While riding his bike to work in Adampur, Punjab, Gurdev Singh Manhas would always pass a small parcel of land where he longed to live. His dream was to travel to Canada, make enough money there, and build his own home on that slice of land. "I built my house on that very exact spot in 1970, where it is still," recalled the 84-year-old in 2007.
Manhas came to Canada in 1959, after being sponsored by his mother's sister. He stayed with his aunt for a month, then moved to Paldi on Vancouver Island to live and work at the Mayo Mill.
"I lived in a bunkhouse with all East Indian mill workers for one and a half years in Paldi," he says, recalling his days in the lumber town. The Indo-Canadian community at that time, Manhas says, consisted mainly of men, with women making up only 10 per cent of the community's population.

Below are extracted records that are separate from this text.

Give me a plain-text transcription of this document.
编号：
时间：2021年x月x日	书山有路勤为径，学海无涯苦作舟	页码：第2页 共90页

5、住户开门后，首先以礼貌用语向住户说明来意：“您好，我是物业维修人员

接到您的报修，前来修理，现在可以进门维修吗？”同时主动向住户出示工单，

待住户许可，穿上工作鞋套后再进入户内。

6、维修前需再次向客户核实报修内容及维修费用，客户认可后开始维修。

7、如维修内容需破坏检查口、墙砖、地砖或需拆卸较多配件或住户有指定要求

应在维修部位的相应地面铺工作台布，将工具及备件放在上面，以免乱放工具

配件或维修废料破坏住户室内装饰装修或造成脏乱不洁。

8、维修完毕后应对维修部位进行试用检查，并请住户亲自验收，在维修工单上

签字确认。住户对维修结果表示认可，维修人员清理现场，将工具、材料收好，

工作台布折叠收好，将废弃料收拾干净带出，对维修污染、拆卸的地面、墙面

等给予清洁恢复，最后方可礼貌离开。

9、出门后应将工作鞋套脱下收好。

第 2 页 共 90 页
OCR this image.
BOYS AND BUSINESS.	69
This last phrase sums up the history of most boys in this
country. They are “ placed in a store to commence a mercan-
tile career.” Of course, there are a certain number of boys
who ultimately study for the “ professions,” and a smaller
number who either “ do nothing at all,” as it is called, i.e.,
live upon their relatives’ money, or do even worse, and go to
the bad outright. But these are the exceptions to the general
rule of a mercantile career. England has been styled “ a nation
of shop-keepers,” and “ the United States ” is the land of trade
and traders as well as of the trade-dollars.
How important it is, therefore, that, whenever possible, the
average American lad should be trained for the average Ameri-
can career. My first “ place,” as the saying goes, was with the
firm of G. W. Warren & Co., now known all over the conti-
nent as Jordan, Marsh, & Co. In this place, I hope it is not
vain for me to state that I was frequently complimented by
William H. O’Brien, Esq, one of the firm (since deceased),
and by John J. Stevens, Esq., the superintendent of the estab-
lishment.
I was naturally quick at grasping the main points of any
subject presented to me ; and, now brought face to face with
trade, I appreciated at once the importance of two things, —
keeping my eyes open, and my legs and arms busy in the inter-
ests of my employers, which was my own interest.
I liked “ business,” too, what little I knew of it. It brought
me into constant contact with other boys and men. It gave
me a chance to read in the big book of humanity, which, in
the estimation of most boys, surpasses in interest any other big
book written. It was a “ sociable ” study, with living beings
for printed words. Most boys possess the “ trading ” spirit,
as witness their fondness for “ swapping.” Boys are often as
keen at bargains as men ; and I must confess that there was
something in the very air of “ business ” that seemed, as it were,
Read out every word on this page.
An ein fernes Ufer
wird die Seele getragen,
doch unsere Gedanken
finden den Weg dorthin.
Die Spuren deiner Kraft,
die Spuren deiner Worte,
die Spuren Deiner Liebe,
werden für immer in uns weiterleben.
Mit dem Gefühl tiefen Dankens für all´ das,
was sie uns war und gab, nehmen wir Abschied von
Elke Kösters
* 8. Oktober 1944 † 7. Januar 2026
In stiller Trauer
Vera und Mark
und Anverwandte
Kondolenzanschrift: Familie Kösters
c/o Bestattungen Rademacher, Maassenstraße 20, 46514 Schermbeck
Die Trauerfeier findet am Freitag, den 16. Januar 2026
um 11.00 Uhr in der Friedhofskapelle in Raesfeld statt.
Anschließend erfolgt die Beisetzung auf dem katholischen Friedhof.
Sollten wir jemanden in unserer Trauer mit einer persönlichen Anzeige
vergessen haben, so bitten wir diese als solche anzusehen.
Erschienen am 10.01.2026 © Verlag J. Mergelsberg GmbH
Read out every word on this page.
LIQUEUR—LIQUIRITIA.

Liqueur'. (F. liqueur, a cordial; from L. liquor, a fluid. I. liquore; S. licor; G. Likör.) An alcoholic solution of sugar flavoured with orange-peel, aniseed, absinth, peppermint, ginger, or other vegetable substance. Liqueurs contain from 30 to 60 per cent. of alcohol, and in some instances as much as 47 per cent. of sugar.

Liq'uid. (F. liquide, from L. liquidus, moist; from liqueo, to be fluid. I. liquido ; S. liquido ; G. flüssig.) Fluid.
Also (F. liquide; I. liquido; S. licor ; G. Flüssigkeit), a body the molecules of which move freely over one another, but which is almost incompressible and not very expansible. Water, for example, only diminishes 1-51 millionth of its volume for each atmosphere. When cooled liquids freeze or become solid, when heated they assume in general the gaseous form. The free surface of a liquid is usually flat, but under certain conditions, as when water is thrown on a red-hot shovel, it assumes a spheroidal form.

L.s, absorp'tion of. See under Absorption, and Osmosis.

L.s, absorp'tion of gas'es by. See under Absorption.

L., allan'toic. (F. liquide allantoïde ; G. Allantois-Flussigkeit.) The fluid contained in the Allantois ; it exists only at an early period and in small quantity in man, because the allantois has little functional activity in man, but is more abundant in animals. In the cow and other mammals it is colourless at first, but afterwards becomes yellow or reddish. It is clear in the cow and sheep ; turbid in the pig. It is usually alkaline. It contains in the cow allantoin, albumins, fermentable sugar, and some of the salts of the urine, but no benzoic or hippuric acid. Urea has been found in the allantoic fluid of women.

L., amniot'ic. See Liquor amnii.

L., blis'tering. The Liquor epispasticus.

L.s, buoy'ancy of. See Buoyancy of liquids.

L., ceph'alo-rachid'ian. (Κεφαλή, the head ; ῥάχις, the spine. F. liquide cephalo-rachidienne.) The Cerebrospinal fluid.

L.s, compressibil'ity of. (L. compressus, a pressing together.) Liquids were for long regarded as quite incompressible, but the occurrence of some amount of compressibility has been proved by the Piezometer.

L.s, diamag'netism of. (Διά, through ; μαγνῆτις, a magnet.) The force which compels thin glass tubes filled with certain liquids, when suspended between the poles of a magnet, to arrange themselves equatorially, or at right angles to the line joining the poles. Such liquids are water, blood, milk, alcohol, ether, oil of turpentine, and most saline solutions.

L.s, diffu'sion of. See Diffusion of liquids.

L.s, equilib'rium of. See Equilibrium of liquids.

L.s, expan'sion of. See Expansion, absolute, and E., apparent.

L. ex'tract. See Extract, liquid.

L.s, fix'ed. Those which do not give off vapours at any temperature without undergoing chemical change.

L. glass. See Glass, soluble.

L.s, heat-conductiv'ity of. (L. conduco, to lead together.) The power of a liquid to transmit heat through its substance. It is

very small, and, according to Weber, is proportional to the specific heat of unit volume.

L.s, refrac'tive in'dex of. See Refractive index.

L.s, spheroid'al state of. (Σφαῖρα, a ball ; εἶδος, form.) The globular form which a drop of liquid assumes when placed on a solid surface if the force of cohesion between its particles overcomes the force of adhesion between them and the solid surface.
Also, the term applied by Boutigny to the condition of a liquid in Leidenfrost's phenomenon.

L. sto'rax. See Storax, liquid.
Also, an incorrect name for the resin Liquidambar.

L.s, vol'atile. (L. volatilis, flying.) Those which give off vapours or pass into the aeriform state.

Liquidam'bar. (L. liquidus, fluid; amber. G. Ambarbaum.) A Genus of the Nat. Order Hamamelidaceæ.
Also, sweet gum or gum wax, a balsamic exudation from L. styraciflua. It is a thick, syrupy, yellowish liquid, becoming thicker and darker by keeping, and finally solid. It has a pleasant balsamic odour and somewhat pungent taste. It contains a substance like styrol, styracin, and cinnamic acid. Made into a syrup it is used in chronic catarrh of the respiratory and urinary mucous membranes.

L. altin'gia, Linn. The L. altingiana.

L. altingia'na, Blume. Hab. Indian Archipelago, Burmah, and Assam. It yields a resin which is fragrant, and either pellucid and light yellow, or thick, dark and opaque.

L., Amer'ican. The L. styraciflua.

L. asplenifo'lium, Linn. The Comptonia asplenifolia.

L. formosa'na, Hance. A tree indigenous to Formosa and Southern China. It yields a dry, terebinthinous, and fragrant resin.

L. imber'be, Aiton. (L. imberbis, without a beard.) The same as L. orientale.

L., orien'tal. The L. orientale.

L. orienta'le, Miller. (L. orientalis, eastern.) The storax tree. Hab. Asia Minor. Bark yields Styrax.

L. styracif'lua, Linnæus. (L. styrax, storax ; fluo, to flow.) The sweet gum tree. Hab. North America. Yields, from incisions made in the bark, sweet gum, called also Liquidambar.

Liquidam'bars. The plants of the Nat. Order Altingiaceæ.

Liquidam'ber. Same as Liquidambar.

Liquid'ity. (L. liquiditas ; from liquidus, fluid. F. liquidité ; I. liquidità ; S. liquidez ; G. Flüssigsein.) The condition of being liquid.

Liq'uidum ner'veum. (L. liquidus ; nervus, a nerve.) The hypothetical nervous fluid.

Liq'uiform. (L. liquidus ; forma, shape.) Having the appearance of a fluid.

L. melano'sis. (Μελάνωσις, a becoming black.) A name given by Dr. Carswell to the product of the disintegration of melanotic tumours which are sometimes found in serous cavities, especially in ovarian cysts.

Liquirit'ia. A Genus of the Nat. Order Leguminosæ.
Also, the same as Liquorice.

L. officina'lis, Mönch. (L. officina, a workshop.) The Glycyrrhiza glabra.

Soon after moving to the island, Manhas was able to buy a house in Nanaimo, a town that consisted of not much more than a shopping centre with a Fields and a Safeway.
Seven years after arriving in Canada, Manhas filed papers to have his eldest son, Swarn Singh Manhas, come to Canada. Although the officer at the immigration office advised him to sponsor his whole family, Manhas thought it was best to send for his son first. "I told the officer that I would not be able to afford to bring my whole family." It wasn't until the mid-1970s that the rest of his family made the journey to Canada, joining Manhas in Nanamio.
He continued to work at the Mayo lumber company until his retirement in 1988. He waited until the day before he was retiring to tell his bosses that he was leaving, catching them all by surprise, "They were shocked," he recalls.
He takes an annual trip to Punjab, where he stays at the home he once dreamt about building in Adampur.